The magazine's "Private Time column" has been renamed "You, you, you"; the models are said to be getting thinner and breastier, the paper stock glossier and richer. "Bonnie told people she wanted a magazine that would take no effort to read -- if there was a story that required attention to read, that would be too much," said another departing staff member.

Many of the editors responsible for what was best in Glamour are on the way out. Senior editor Peggy Northrop, for example, is out, along with executive editor Judy Coyne, features editors Jill Herzig and Mary Hickey, 31-year Glamour veteran Barbara Gillam, associate editor Susan Quick and most of the art department.
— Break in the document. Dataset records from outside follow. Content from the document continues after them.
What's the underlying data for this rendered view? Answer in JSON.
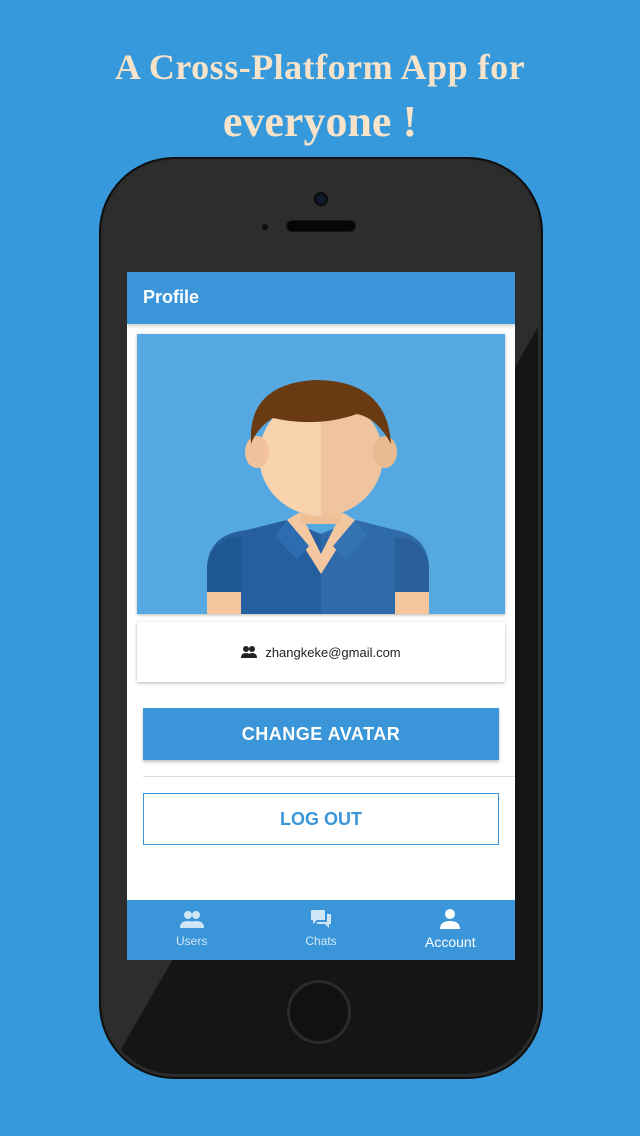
{
  "promo": {
    "line1": "A Cross-Platform App for",
    "line2": "everyone !"
  },
  "app": {
    "title": "Profile",
    "email": "zhangkeke@gmail.com",
    "change_avatar_label": "CHANGE AVATAR",
    "logout_label": "LOG OUT"
  },
  "tabs": [
    {
      "label": "Users",
      "icon": "users-icon",
      "active": false
    },
    {
      "label": "Chats",
      "icon": "chat-icon",
      "active": false
    },
    {
      "label": "Account",
      "icon": "account-icon",
      "active": true
    }
  ],
  "colors": {
    "background": "#3599dc",
    "primary": "#3a96d9",
    "headline": "#f6e3c9"
  }
}
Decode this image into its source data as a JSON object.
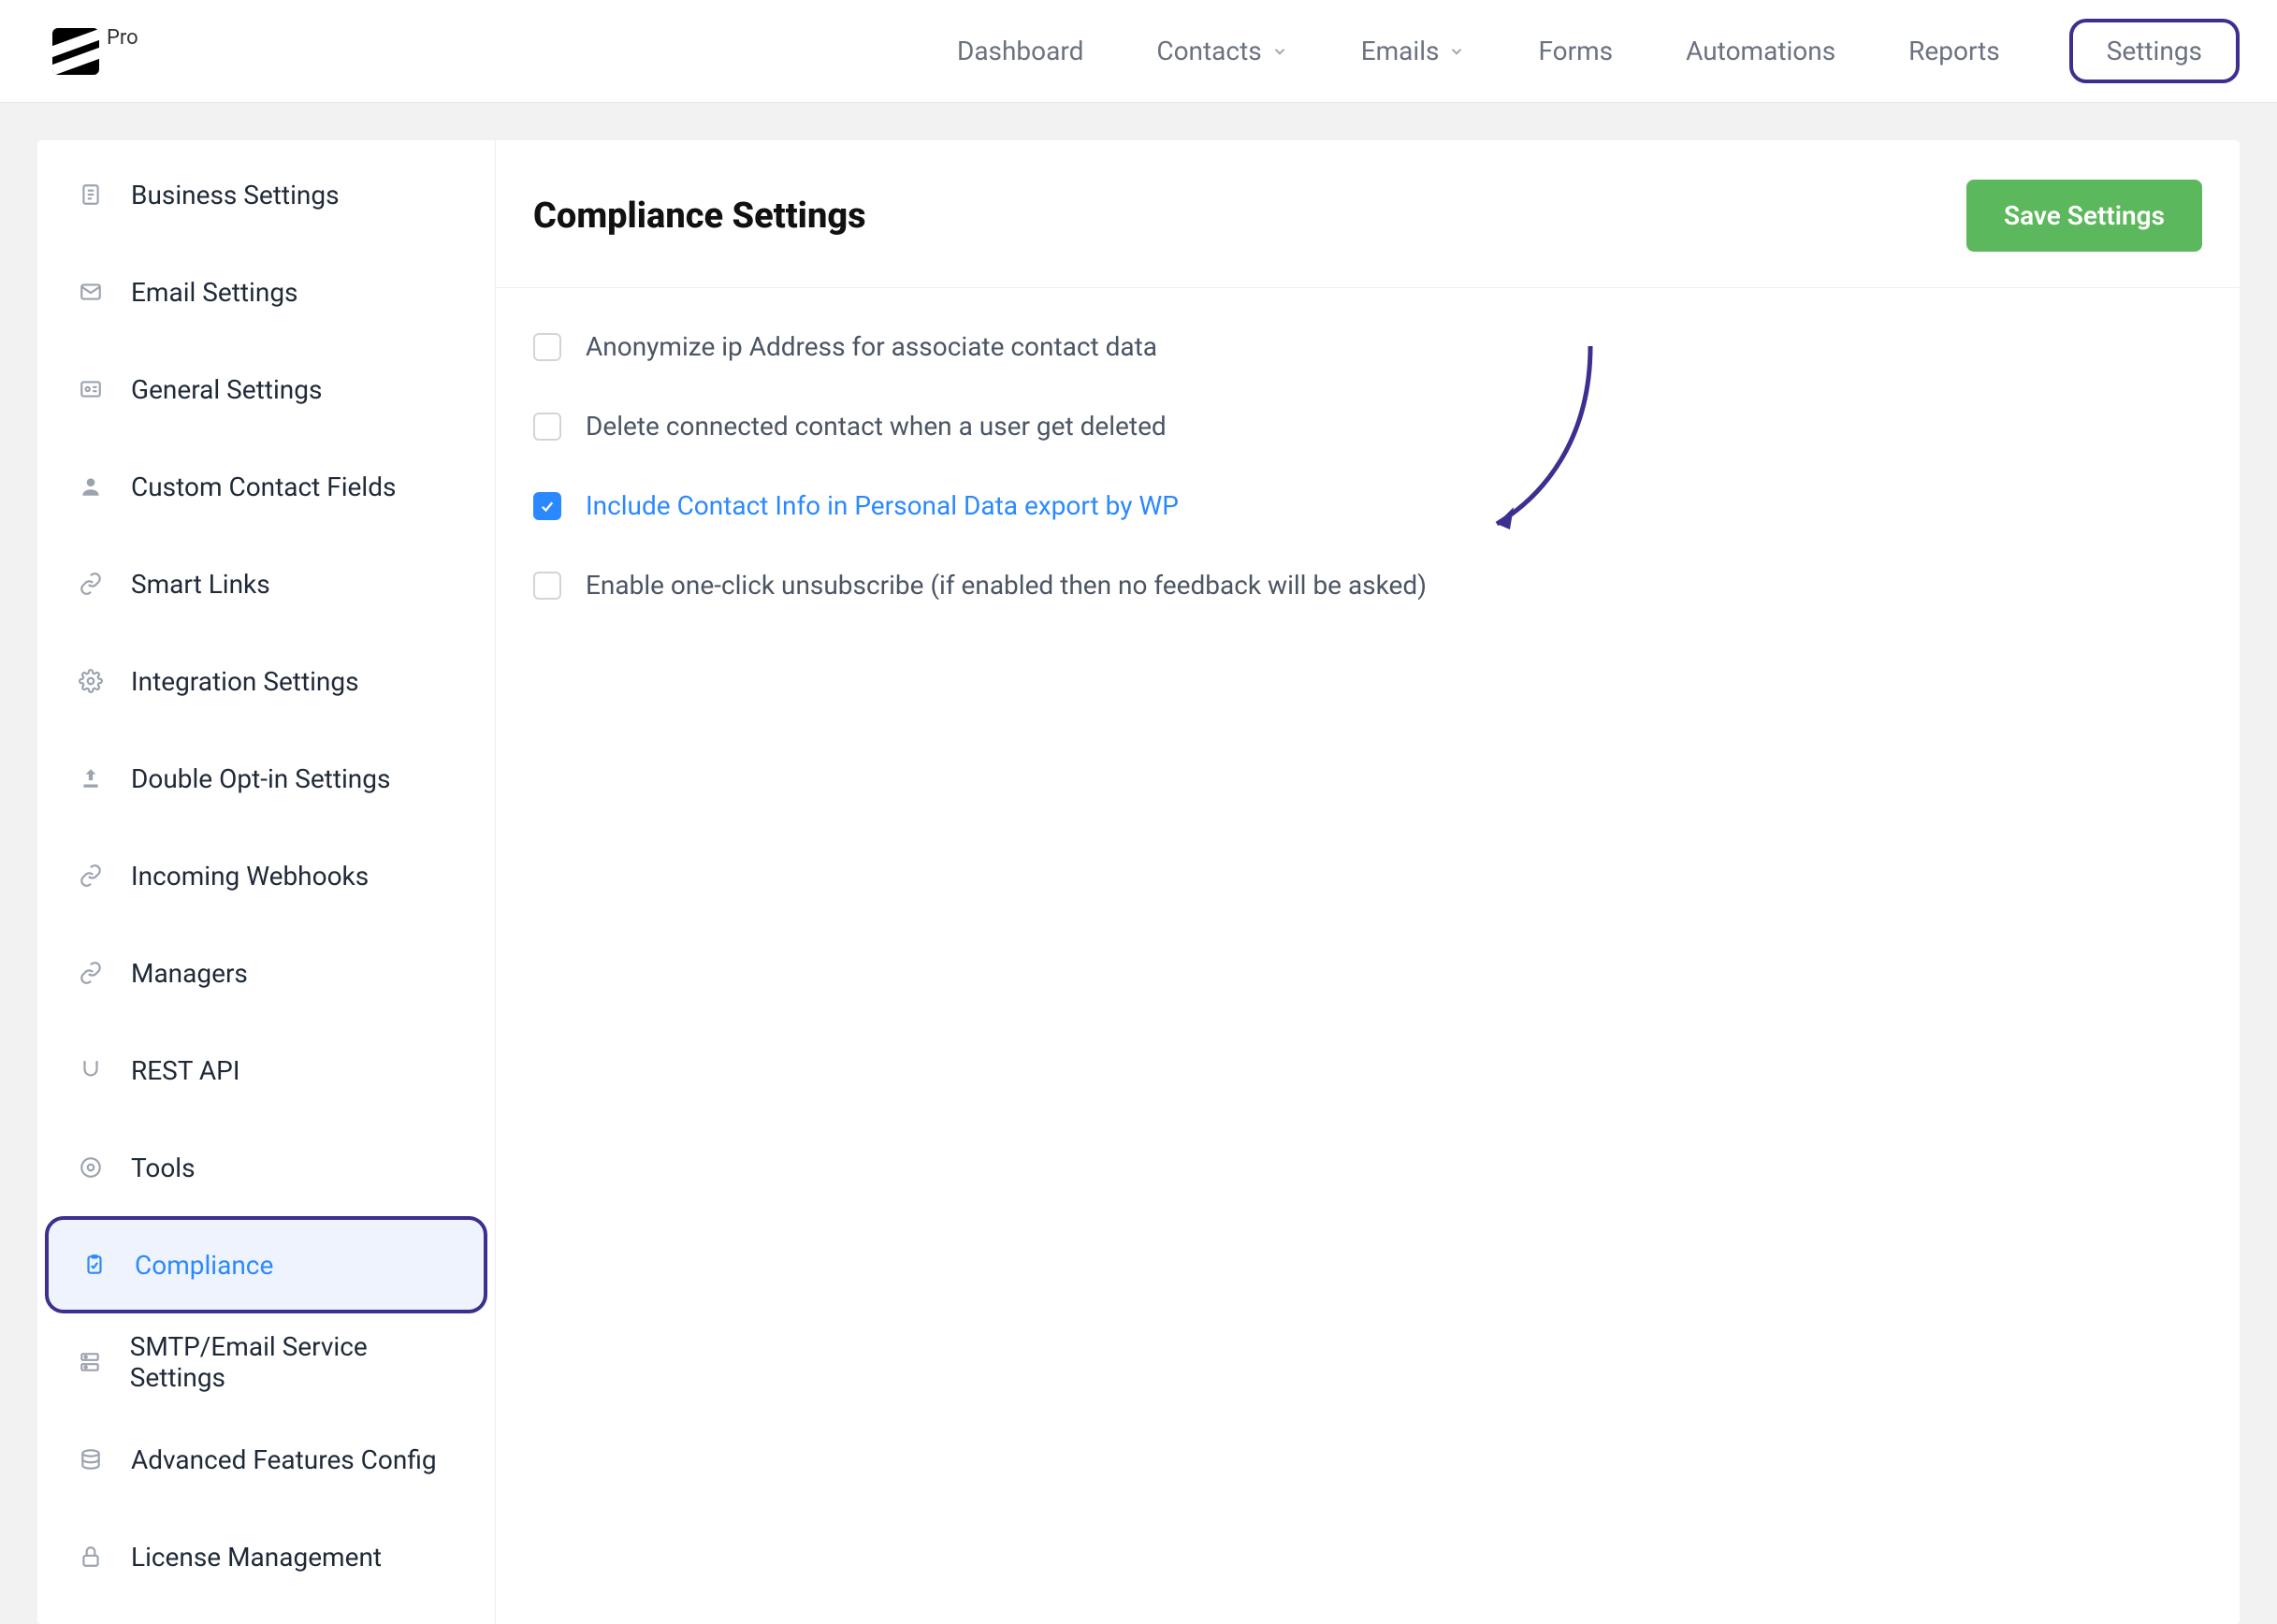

Northrop will be executive editor at Redbook. The editor there, Lesley Seymour, left YM in September to fill the post vacated when former Redbook editor Kate White took over at Cosmo following Fuller's departure. Dizzy? Former YM creative director Marilu Lopez will join Seymour and Northrop at Redbook. (Diane Salvatore, of Good Housekeeping, will take over as YM's editor in chief.) Meanwhile Judith Coyne will be editor in chief at New Woman, and Jill Herzig, who initially accepted a job at Marie Claire, may be Coyne's executive editor. Coyne succeeds Clare McHugh, who once worked with Bonnie Fuller at Marie Claire. Will the circle be unbroken? Apparently, yes, it will.